The body was rather short and the limbs very long, giving the animal a stilted appearance, while the feet were relatively short. The proportionate lengths of the different limb-segments was unusual; the upper arm was short, the fore-arm very long, the thigh long and the lower leg quite short. The humerus was very heavy; the ulna and radius, which were firmly coössified, formed a very long compound bone, which was broad transversely and thin antero-posteriorly. The long femur had only a small and inconspicuous third trochanter and the shaft was broad and thin, being flattened, or “compressed” antero-posteriorly. The tibia and fibula were united at both ends; the former was very heavy at the upper end, but diminished downward in width and thickness, and the fibula articulated with the calcaneum, as in the artiodactyls. The feet were tridactyl and had mesaxonic symmetry; that is to say, the median digit, or third of the original five, was symmetrical in itself and was bisected by the middle line of the foot, while the lateral toes (second and fourth), each of which was asymmetrical, formed a symmetrical pair. It is this perissodactyl character of the foot to which Darwin refers when he says that †Macrauchenia “belongs to the same division of the Pachydermata with the rhinoceros, tapir and palæotherium.” On the other hand, the very significant structure of the ankle-joint was radically different from that of the Perissodactyla; not only did the calcaneum have a special facet for articulation with the fibula, but the lower end of the astragalus was a convex “head,” resting only on the navicular, as in the †Toxodontia, †Condylarthra, Hyracoidea and other very primitive groups of hoofed animals and in clawed mammals generally. Such a combination of characters is not known in any of the perissodactyls and precludes the reference of the †Litopterna to that order, though such a reference is strongly maintained by several authorities. The ungual phalanges were small and appear to suggest the presence of pads on the feet.

The appearance of †Macrauchenia in life must have been sufficiently strange. The small head with its proboscis and the long neck and legs should probably be regarded as indicative of browsing habits, though the hypsodont teeth show that grazing was at least an occasional mode of feeding. The long limbs and short feet gave to the extremities an appearance unlike that of any existing hoofed animal. The form and size of the ears and the character of the hairy coat are, of course, conjectural.

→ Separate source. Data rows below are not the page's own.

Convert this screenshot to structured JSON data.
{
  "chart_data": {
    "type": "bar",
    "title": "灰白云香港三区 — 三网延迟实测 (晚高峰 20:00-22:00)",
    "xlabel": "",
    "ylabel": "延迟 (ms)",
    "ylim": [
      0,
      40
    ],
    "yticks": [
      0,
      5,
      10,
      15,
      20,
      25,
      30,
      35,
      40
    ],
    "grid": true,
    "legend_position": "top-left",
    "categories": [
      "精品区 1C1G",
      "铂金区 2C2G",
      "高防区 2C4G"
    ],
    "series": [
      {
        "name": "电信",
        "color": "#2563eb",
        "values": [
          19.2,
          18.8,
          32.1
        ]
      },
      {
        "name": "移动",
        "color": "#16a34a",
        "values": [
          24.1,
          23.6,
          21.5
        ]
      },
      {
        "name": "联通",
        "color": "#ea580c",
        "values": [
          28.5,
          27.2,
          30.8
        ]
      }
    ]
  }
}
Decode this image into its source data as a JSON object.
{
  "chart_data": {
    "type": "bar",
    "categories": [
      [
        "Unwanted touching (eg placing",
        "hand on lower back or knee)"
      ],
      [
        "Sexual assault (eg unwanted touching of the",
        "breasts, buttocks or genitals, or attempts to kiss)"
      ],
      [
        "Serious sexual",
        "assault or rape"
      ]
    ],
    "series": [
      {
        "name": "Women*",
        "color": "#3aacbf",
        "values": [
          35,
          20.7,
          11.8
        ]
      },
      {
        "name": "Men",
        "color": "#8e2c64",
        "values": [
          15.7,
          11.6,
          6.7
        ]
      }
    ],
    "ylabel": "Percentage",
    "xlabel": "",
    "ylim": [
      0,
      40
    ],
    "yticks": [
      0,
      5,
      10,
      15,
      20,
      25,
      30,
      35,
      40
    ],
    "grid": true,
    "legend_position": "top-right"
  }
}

In the later Pliocene the family was represented by forms which differed so little from the Pampean †Macrauchenia as to call for no particular notice, but in the presumably lower Pliocene of the Paraná stage, occurred several genera, all unfortunately but imperfectly known, which are of interest as being less specialized than †Macrauchenia and as showing the way in which some of the peculiarities of the latter were acquired. In †Scalibrinitherium, which may be taken as an example of these genera, the teeth were brachyodont; the upper molars were rather less complex than those of †Macrauchenia, while the lower molars had the pillar in the concavity of the posterior crescent, which the Pampean genus retained only in the milk-teeth. As we have repeatedly found, the milk-dentition is often conservative and retains primitive or archaic features which have been lost in the permanent teeth, and †Macrauchenia is another illustration of the same principle. In the skull of †Scalibrinitherium the nasal bones, though very short, had not suffered such extreme abbreviation as in the succeeding genus, the nasal opening was farther forward and the maxillaries united in the superior median line for only a short distance, while the premaxillaries were fused together for their whole length. The orbit had not been shifted entirely behind the teeth, but was above the third upper molar.